Yesterday I started a two-week vacation from Amazon Web Services. While I am excited to take a break, I want to use some of this time to play with AWS technologies I have not yet used. I wanted to go beyond tutorials so I came up with a small project: a self-healing data stream. I will create routine data streams that are processed continuously to create downstream facts and aggregations. The challenge is that the data capture mechanism has an intentional flaw may result in incomplete data sets being used by downstream clients. This requires building an “auditor” to step in, analyze the data sets, and take corrective actions if data quality is impaired.

Planned Data Operations

I will eventually draw a proper diagram, but here is the hand drawn diagram that has helped me shaped up this project:

basicdatadiagram

High level operations includes:

Data Acquisition: Pull some financial stock data on a regular cadence (hour? minute? exact timing TBD), write the payloads into a data stream, store the at rest in S3, then use data lake technologies to enable analytics and downstream processing.
Data Transformation: Continuously read from the data lake to transform granular data into data sets representing new facts and aggregations.

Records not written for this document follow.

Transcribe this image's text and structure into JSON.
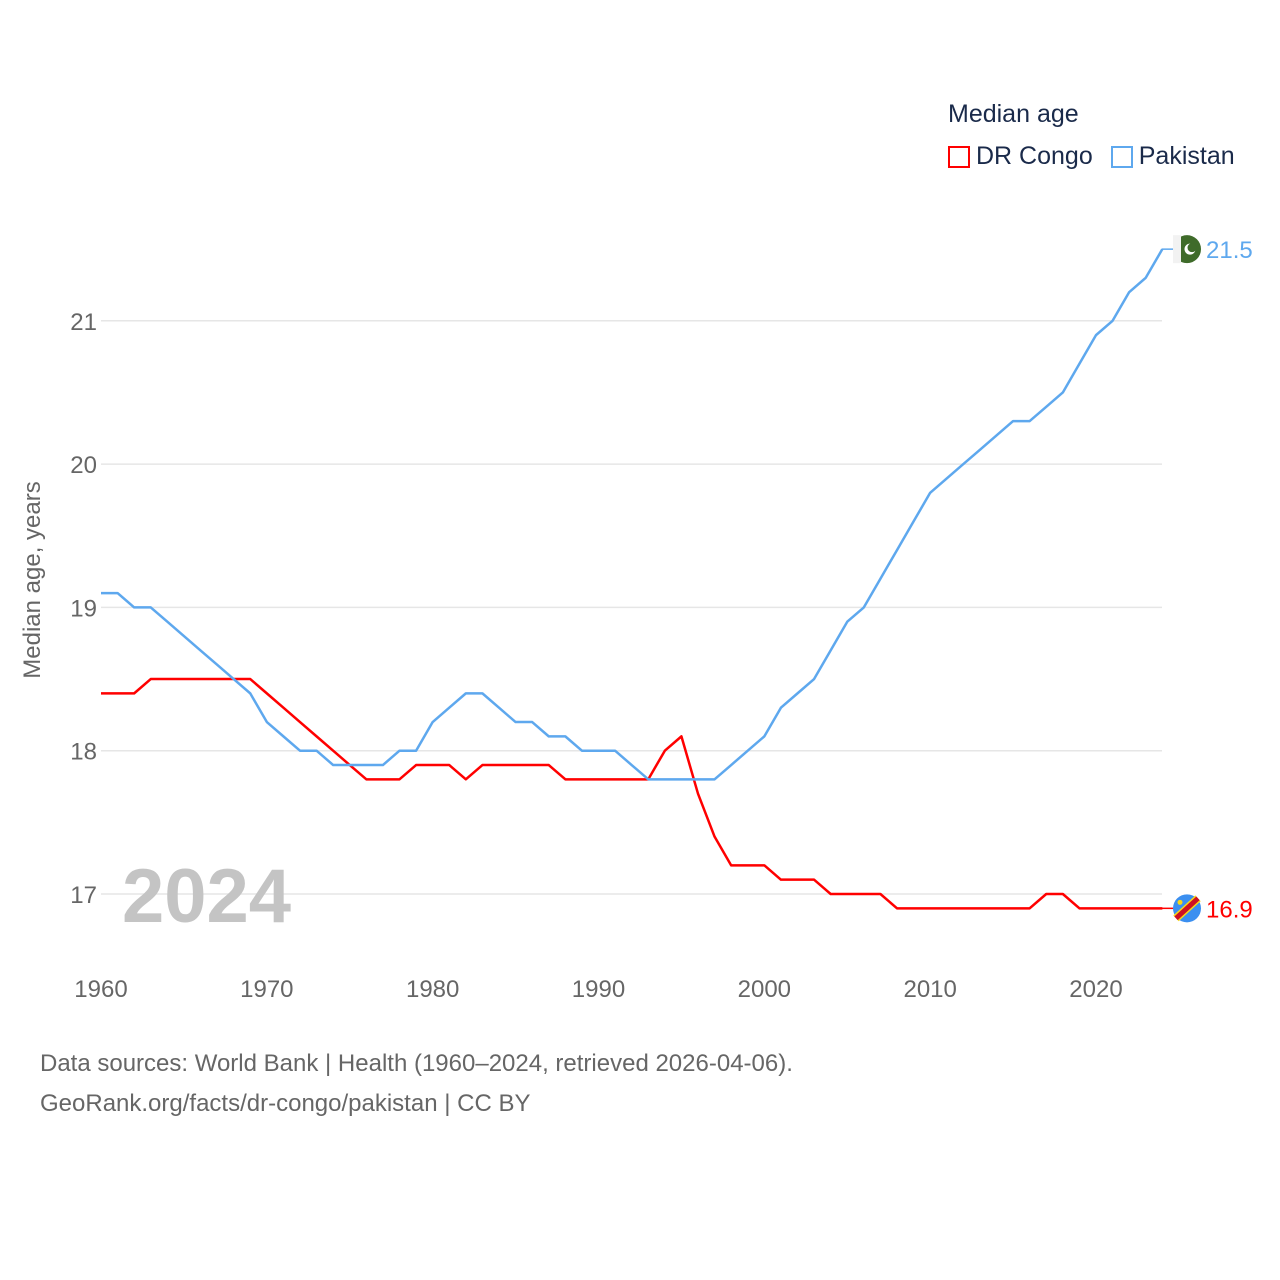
{
  "chart_data": {
    "type": "line",
    "title": "Median age",
    "ylabel": "Median age, years",
    "xlabel": "",
    "xlim": [
      1960,
      2024
    ],
    "ylim": [
      16.5,
      21.9
    ],
    "x_ticks": [
      1960,
      1970,
      1980,
      1990,
      2000,
      2010,
      2020
    ],
    "y_ticks": [
      17,
      18,
      19,
      20,
      21
    ],
    "grid": true,
    "legend_position": "top-right",
    "year_label": "2024",
    "x": [
      1960,
      1961,
      1962,
      1963,
      1964,
      1965,
      1966,
      1967,
      1968,
      1969,
      1970,
      1971,
      1972,
      1973,
      1974,
      1975,
      1976,
      1977,
      1978,
      1979,
      1980,
      1981,
      1982,
      1983,
      1984,
      1985,
      1986,
      1987,
      1988,
      1989,
      1990,
      1991,
      1992,
      1993,
      1994,
      1995,
      1996,
      1997,
      1998,
      1999,
      2000,
      2001,
      2002,
      2003,
      2004,
      2005,
      2006,
      2007,
      2008,
      2009,
      2010,
      2011,
      2012,
      2013,
      2014,
      2015,
      2016,
      2017,
      2018,
      2019,
      2020,
      2021,
      2022,
      2023,
      2024
    ],
    "series": [
      {
        "name": "DR Congo",
        "color": "#ff0000",
        "end_label": "16.9",
        "icon": "dr-congo-flag-icon",
        "values": [
          18.4,
          18.4,
          18.4,
          18.5,
          18.5,
          18.5,
          18.5,
          18.5,
          18.5,
          18.5,
          18.4,
          18.3,
          18.2,
          18.1,
          18.0,
          17.9,
          17.8,
          17.8,
          17.8,
          17.9,
          17.9,
          17.9,
          17.8,
          17.9,
          17.9,
          17.9,
          17.9,
          17.9,
          17.8,
          17.8,
          17.8,
          17.8,
          17.8,
          17.8,
          18.0,
          18.1,
          17.7,
          17.4,
          17.2,
          17.2,
          17.2,
          17.1,
          17.1,
          17.1,
          17.0,
          17.0,
          17.0,
          17.0,
          16.9,
          16.9,
          16.9,
          16.9,
          16.9,
          16.9,
          16.9,
          16.9,
          16.9,
          17.0,
          17.0,
          16.9,
          16.9,
          16.9,
          16.9,
          16.9,
          16.9
        ]
      },
      {
        "name": "Pakistan",
        "color": "#5ea8ee",
        "end_label": "21.5",
        "icon": "pakistan-flag-icon",
        "values": [
          19.1,
          19.1,
          19.0,
          19.0,
          18.9,
          18.8,
          18.7,
          18.6,
          18.5,
          18.4,
          18.2,
          18.1,
          18.0,
          18.0,
          17.9,
          17.9,
          17.9,
          17.9,
          18.0,
          18.0,
          18.2,
          18.3,
          18.4,
          18.4,
          18.3,
          18.2,
          18.2,
          18.1,
          18.1,
          18.0,
          18.0,
          18.0,
          17.9,
          17.8,
          17.8,
          17.8,
          17.8,
          17.8,
          17.9,
          18.0,
          18.1,
          18.3,
          18.4,
          18.5,
          18.7,
          18.9,
          19.0,
          19.2,
          19.4,
          19.6,
          19.8,
          19.9,
          20.0,
          20.1,
          20.2,
          20.3,
          20.3,
          20.4,
          20.5,
          20.7,
          20.9,
          21.0,
          21.2,
          21.3,
          21.5
        ]
      }
    ]
  },
  "footer": {
    "line1": "Data sources: World Bank | Health (1960–2024, retrieved 2026-04-06).",
    "line2": "GeoRank.org/facts/dr-congo/pakistan | CC BY"
  }
}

This involves repartitioning the data into partitions that better align with downstream queries (eg: partition by stock symbol as opposed to ingestion time).
Data Validation: Start an audit process to learn the current state of data quality. Should data quality be impaired, then the audit process should kick off:
- Data Repair: Reuse the Data Acquisition steps to obtain any missing data chunks.
- Data Resynthesis: Reuse the Data Transformation steps to rematerialize transformed data sets impacted by the repair operation.
- Alarm: Fire an alarm if repair and/or resynthesis attempts fail or exhaust their retry attempt count.

Planned Technologies

Software deployment will most likely be handled via AWS Toolkit in PyCharm. This plug-in uses the AWS Serverless Application Model (SAM) to generate build artifacts and CloudFormation templates to deploy AWS resources. I may stretch and try out the Cloud Development Kit (CDK) but many of the AWS Glue CDK constructs are still listed as ‘experimental’ given that CDK is still pretty new.
Compute will probably be primarily backed by serverless solutions such as AWS Lambda and AWS Glue ETL Jobs. I will be making use of AWS Step Functions to implement a state machine to serve as the data quality auditor. There will probably be a number of Simple Queue Service (SQS) queues to help manage compute processing.
Data Streaming will be handled by Kinesis Data Streams for writing to a data stream and then Kinesis Firehose to move the data to S3. I have always been intrigued by Kafka but using something like Amazon Managed Streaming for Apache Kafka seems like overkill for this project.
Analytics will be supported by AWS Glue Data Catalog and AWS Athena to keep with a serverless model.

Starting Point

I have been using Finnhub’s API for obtaining stock data. Per the API documentation, I can get live stock quotes or I can get “candle” data to grab historical quotes.

Right now I am experimenting with a local client to get an understanding on how the API responds. Once I get something basic written to move data from the API to a data stream, I will move the code to Github and blog my progress.

I suspect much of this will change along the way… so here we go!